The government’s concern over the poor performance of four state-owned general insurance companies is understandable—the government is a major shareholder and these companies, once market leaders, are losing market share steadily. The thing is that the decline is perhaps irreversible and the government, as of now, doesn’t politically have the option of getting out before its shareholding takes more knocks.
Until recently, it didn’t even have the option for passing a plain vanilla bill like raising the FDI limit in insurance. Private sector general insurers had cornered 26.3% of the gross premium underwritten in the non-life sector before detarrification of the industry in 2006-07. They continue to poach more business away despite the widely-held belief that detarrification would allow public sector insurers to offer more competitive pricing and therefore get more custom.
The share of gross premium underwritten by public sector insurers continues to decline while that of the 10 private sector general insurance companies has shot up—to 34.9% in 2006-07 and to 39.9% in 2007-08. One telling data explains this: salary and employee benefits account for nearly four-fifths of total operating expenses of state insurers compared to between one-fifth and two-fifths for private insurers. Another example of public sector management: ratio of net incurred claims to premiums is around 85% as compared to 68% for private insurers.
Indeed, the problem with general insurance is there’s too little private enterprise. India is doing better, in terms of global norms, in life than non-life insurance.
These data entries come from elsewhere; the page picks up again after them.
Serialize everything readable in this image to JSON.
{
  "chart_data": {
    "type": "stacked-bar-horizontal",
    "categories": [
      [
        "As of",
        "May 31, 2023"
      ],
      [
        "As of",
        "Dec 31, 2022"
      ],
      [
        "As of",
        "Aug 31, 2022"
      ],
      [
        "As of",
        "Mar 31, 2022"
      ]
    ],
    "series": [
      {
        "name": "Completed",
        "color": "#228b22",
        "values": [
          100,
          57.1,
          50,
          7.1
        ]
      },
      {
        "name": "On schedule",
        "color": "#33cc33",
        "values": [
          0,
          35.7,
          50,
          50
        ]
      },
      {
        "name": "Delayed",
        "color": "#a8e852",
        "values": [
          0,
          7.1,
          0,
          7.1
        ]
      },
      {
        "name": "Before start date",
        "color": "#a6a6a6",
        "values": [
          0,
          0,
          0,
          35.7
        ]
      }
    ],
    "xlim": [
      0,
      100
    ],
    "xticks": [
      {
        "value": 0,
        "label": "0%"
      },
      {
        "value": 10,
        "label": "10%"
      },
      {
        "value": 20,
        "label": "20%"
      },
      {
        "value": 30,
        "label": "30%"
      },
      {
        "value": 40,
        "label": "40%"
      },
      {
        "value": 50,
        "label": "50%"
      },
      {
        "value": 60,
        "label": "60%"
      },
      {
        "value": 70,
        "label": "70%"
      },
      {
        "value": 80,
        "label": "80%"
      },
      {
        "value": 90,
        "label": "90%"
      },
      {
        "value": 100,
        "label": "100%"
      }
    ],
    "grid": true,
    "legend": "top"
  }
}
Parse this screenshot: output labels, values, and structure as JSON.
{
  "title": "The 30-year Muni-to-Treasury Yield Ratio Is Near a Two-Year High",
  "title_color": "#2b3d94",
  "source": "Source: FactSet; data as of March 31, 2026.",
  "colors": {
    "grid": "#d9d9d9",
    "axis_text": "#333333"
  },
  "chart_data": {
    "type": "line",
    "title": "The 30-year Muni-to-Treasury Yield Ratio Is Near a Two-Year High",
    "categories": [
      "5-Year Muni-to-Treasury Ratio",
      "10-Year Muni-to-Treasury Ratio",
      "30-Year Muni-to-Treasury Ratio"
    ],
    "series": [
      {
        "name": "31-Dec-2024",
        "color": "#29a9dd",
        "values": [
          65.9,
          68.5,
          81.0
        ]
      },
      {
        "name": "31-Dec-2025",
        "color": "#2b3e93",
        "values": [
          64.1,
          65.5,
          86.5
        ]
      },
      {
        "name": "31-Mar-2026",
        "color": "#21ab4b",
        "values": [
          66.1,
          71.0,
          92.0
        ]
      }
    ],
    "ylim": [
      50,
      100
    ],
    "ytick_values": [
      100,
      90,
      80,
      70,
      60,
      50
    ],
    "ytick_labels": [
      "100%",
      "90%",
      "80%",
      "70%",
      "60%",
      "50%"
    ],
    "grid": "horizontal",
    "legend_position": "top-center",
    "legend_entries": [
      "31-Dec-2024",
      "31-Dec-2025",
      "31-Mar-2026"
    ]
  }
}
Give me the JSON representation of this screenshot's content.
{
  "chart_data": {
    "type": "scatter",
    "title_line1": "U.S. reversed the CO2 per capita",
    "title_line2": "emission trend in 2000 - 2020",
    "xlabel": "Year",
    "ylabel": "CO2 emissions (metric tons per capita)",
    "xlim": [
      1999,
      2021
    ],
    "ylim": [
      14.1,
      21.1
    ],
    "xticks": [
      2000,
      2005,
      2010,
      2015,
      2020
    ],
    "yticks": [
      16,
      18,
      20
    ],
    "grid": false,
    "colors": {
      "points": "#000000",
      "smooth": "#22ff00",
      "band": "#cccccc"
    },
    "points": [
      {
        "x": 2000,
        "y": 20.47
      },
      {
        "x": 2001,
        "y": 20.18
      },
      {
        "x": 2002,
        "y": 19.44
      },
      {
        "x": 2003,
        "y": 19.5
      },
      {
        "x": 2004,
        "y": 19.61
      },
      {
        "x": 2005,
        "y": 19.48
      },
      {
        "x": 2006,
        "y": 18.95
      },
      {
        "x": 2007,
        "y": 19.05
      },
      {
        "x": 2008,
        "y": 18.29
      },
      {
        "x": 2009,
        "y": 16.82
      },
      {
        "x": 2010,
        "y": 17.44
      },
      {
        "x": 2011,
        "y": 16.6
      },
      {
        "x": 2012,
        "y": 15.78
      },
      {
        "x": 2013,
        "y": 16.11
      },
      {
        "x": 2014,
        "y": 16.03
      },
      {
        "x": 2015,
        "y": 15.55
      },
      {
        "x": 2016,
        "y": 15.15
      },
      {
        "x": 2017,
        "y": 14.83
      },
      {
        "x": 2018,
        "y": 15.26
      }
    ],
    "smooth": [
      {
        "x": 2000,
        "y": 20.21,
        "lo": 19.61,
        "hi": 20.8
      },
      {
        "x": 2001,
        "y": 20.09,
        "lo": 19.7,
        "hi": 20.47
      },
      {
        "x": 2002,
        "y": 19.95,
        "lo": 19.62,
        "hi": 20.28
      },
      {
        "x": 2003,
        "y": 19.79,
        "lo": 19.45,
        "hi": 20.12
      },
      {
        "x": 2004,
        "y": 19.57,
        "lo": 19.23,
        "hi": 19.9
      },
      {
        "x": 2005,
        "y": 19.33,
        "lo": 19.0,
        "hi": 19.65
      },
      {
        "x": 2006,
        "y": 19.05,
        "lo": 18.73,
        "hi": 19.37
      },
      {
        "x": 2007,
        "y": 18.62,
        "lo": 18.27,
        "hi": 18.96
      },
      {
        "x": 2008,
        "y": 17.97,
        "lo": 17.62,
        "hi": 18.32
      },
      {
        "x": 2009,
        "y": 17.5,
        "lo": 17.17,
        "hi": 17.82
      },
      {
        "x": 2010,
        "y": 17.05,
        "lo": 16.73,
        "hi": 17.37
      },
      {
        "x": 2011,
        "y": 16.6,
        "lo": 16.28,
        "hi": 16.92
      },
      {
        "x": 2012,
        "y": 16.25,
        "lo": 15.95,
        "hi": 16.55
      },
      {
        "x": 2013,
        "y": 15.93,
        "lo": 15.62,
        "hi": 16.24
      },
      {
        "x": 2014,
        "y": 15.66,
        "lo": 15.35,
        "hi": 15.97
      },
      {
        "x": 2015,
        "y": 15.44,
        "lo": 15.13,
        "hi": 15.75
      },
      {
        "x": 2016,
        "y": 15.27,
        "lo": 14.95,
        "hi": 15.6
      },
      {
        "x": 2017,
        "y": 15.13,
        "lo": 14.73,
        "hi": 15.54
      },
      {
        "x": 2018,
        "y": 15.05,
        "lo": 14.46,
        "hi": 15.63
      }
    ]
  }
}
Life insurance penetration ratio (the ratio of premium paid to GDP) for India has steadily gone up from 2.53% in 2004 to 4.1%, very close to the global average. But non-life insurance penetration ratio has gone down from 0.65% to 0.60% during the same period and is just about one fifth the global average.
Clearly, the sector needs a boost from fresh participants. Passing the insurance FDI bill may be the incentive needed for getting more players. India, by the way, has had an experience of hosting a large number of non-life insurers. In 1972, prior to nationalisation, there were 107 general insurance companies. Imagine the business opportunities in an economy unrecognisably bigger and better than it was in 1972.